What's most striking to me about this book is that Ginzburg manages to maintain a light and humorous tone almost throughout, despite the difficult and tragic times she lived through. Only a couple times do you get a hint of the terror and deep sorrow she must have experienced living through the German occupation of Italy during World War II, the many arrests of her husband – during the last of which he was killed in prison, the risk of deportation to German concentration camps, and so much more. The number of times in this book that members of her family and close circle are in hiding, in prison, exiled, or living under an assumed name or traveling with false papers is astonishing, and yet is treated as the normal course of life – because for young Natalia Ginzburg, it already was. (Natalia Ginzburg was still a child when her family hid the Italian Socialist Filippo Turati in their home for a period of time before his escape to France.)
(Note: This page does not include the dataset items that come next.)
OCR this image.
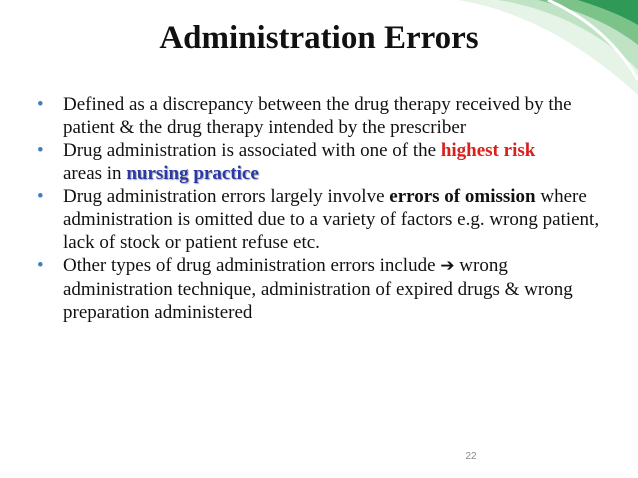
Administration Errors
• Defined as a discrepancy between the drug therapy received by the patient & the drug therapy intended by the prescriber
• Drug administration is associated with one of the highest risk
areas in nursing practice
• Drug administration errors largely involve errors of omission where administration is omitted due to a variety of factors e.g. wrong patient, lack of stock or patient refuse etc.
• Other types of drug administration errors include ➔ wrong administration technique, administration of expired drugs & wrong preparation administered
22
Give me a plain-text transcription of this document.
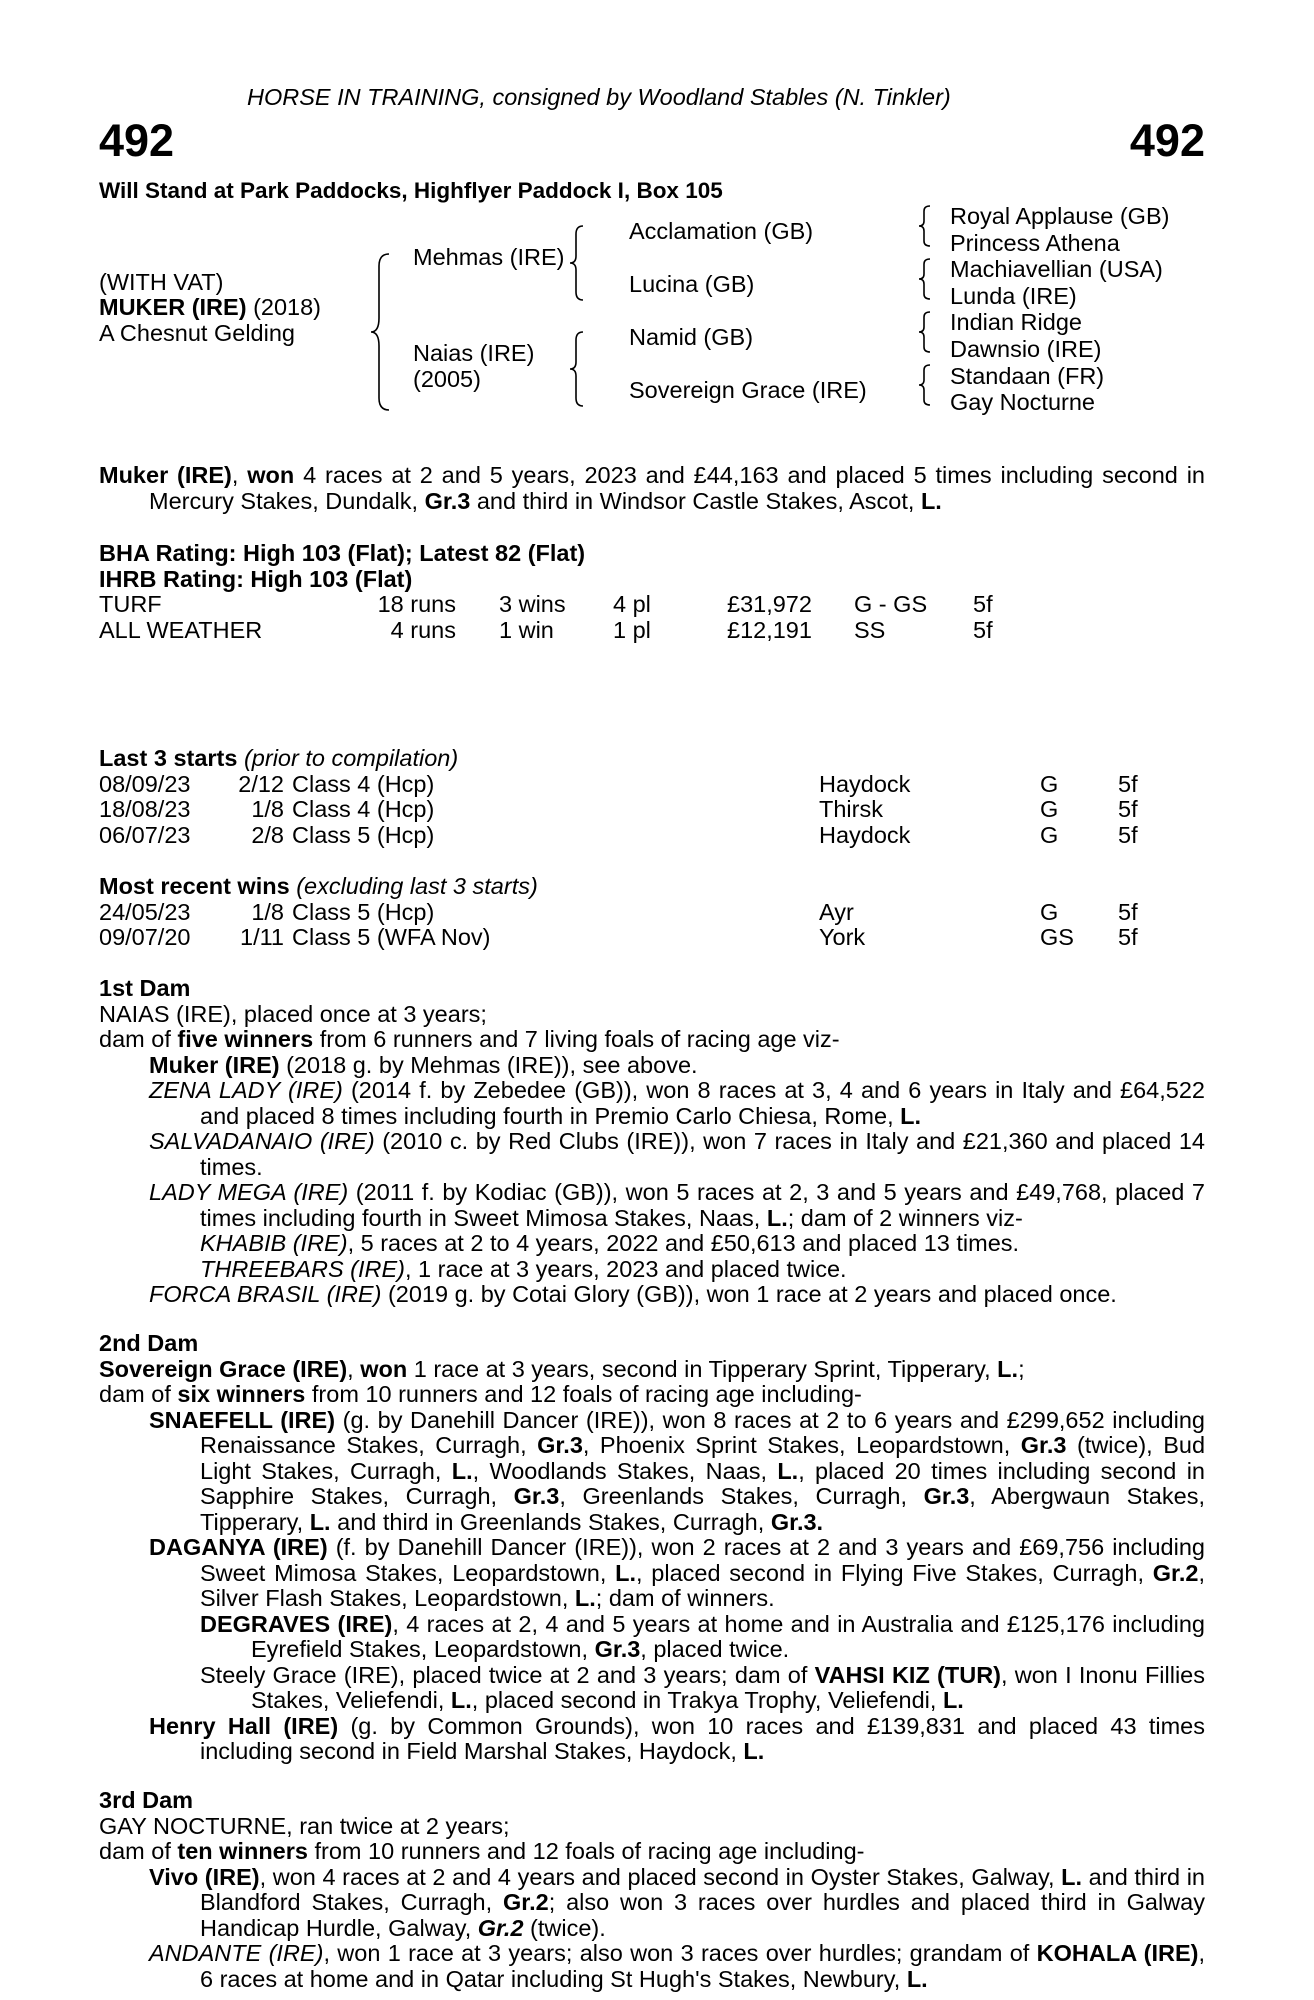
HORSE IN TRAINING, consigned by Woodland Stables (N. Tinkler)
492	492
Will Stand at Park Paddocks, Highflyer Paddock I, Box 105
(WITH VAT)
MUKER (IRE) (2018)
A Chesnut Gelding
Mehmas (IRE)
Naias (IRE)
(2005)
Acclamation (GB)
Lucina (GB)
Namid (GB)
Sovereign Grace (IRE)
Royal Applause (GB)
Princess Athena
Machiavellian (USA)
Lunda (IRE)
Indian Ridge
Dawnsio (IRE)
Standaan (FR)
Gay Nocturne

Muker (IRE), won 4 races at 2 and 5 years, 2023 and £44,163 and placed 5 times including second in Mercury Stakes, Dundalk, Gr.3 and third in Windsor Castle Stakes, Ascot, L.

BHA Rating: High 103 (Flat); Latest 82 (Flat)
IHRB Rating: High 103 (Flat)
TURF	18 runs 3 wins 4 pl	£31,972 G - GS 5f
ALL WEATHER	4 runs 1 win	1 pl	£12,191 SS	5f
Last 3 starts (prior to compilation)
08/09/23	2/12 Class 4 (Hcp)	Haydock	G	5f
18/08/23	1/8 Class 4 (Hcp)	Thirsk	G	5f
06/07/23	2/8 Class 5 (Hcp)	Haydock	G	5f
Most recent wins (excluding last 3 starts)
24/05/23	1/8 Class 5 (Hcp)	Ayr	G	5f
09/07/20	1/11 Class 5 (WFA Nov)	York	GS 5f
1st Dam

NAIAS (IRE), placed once at 3 years;

dam of five winners from 6 runners and 7 living foals of racing age viz-

Muker (IRE) (2018 g. by Mehmas (IRE)), see above.

ZENA LADY (IRE) (2014 f. by Zebedee (GB)), won 8 races at 3, 4 and 6 years in Italy and £64,522 and placed 8 times including fourth in Premio Carlo Chiesa, Rome, L.

SALVADANAIO (IRE) (2010 c. by Red Clubs (IRE)), won 7 races in Italy and £21,360 and placed 14 times.

LADY MEGA (IRE) (2011 f. by Kodiac (GB)), won 5 races at 2, 3 and 5 years and £49,768, placed 7 times including fourth in Sweet Mimosa Stakes, Naas, L.; dam of 2 winners viz-

KHABIB (IRE), 5 races at 2 to 4 years, 2022 and £50,613 and placed 13 times.

THREEBARS (IRE), 1 race at 3 years, 2023 and placed twice.

FORCA BRASIL (IRE) (2019 g. by Cotai Glory (GB)), won 1 race at 2 years and placed once.

2nd Dam

Sovereign Grace (IRE), won 1 race at 3 years, second in Tipperary Sprint, Tipperary, L.;

dam of six winners from 10 runners and 12 foals of racing age including-

SNAEFELL (IRE) (g. by Danehill Dancer (IRE)), won 8 races at 2 to 6 years and £299,652 including Renaissance Stakes, Curragh, Gr.3, Phoenix Sprint Stakes, Leopardstown, Gr.3 (twice), Bud Light Stakes, Curragh, L., Woodlands Stakes, Naas, L., placed 20 times including second in Sapphire Stakes, Curragh, Gr.3, Greenlands Stakes, Curragh, Gr.3, Abergwaun Stakes, Tipperary, L. and third in Greenlands Stakes, Curragh, Gr.3.

DAGANYA (IRE) (f. by Danehill Dancer (IRE)), won 2 races at 2 and 3 years and £69,756 including Sweet Mimosa Stakes, Leopardstown, L., placed second in Flying Five Stakes, Curragh, Gr.2, Silver Flash Stakes, Leopardstown, L.; dam of winners.

DEGRAVES (IRE), 4 races at 2, 4 and 5 years at home and in Australia and £125,176 including Eyrefield Stakes, Leopardstown, Gr.3, placed twice.

Steely Grace (IRE), placed twice at 2 and 3 years; dam of VAHSI KIZ (TUR), won I Inonu Fillies Stakes, Veliefendi, L., placed second in Trakya Trophy, Veliefendi, L.

Henry Hall (IRE) (g. by Common Grounds), won 10 races and £139,831 and placed 43 times including second in Field Marshal Stakes, Haydock, L.

3rd Dam

GAY NOCTURNE, ran twice at 2 years;

dam of ten winners from 10 runners and 12 foals of racing age including-

Vivo (IRE), won 4 races at 2 and 4 years and placed second in Oyster Stakes, Galway, L. and third in Blandford Stakes, Curragh, Gr.2; also won 3 races over hurdles and placed third in Galway Handicap Hurdle, Galway, Gr.2 (twice).

ANDANTE (IRE), won 1 race at 3 years; also won 3 races over hurdles; grandam of KOHALA (IRE), 6 races at home and in Qatar including St Hugh's Stakes, Newbury, L.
The other thing that really comes out in this book, which I find it very hard to wrap my head around, is how young Natalia Ginzburg was during all these events. She married Leone at age 22, had 3 children with him, and was a widow at 27. Her youth and inexperience show when she talks about developing a sudden awareness of money after her marriage when she's put in a position of managing a household. I found her lack of certainty when it came to knowing whether her home was being adequately cleaned by her housekeeper completely charming. Later, when she realizes she must take her 3 children and escape the village in Abruzzo where she'd been living in exile, you see for a moment her total vulnerability: when she comes to realize that the maternal protection she took for granted can't be ever present, and she must fend for herself in a truly life or death situation. Even this, she narrates as if the solution came together very simply, never dwelling on what must have been a terrifying journey.
I was struck, on my first reading of Family Lexicon, by Ginzburg's family's internal exile, a Mussolini policy I first learned about from reading Carlo Levi. Natalia and Leone Ginzburg were sent to a village called Pizzoli in Abruzzo. Her brother Alberto and his wife were sent to a town a little father south, Rocca di Mezzo. I found myself wondering, on this reading, about how effective (if at all) this practice of internal exile was. Prior to the German occupation, life in the Abruzzi villages sounded almost idyllic. After the war, Alberto and his wife reflect on how happy they were in Rocco di Mezzo. Carlo Levi's ongoing attachment to Aliano and his decision to be buried there after his death say a lot about his experience there. (To say nothing of the larger effect Carlo Levi's memoir about his exile had on the entire region.) I don't know where I'm going with this, I just find it ironic that all these people who were sent to remote parts of Italy as punishment, were like, actually it was nice.
I'm really glad I ended up reading Family Lexicon again. Parts of it had really stayed with me, but I feel like I got so much more out of it this time and I'm really excited to have influenced my book club to read it so I have more people to talk to about Natalia Ginzburg.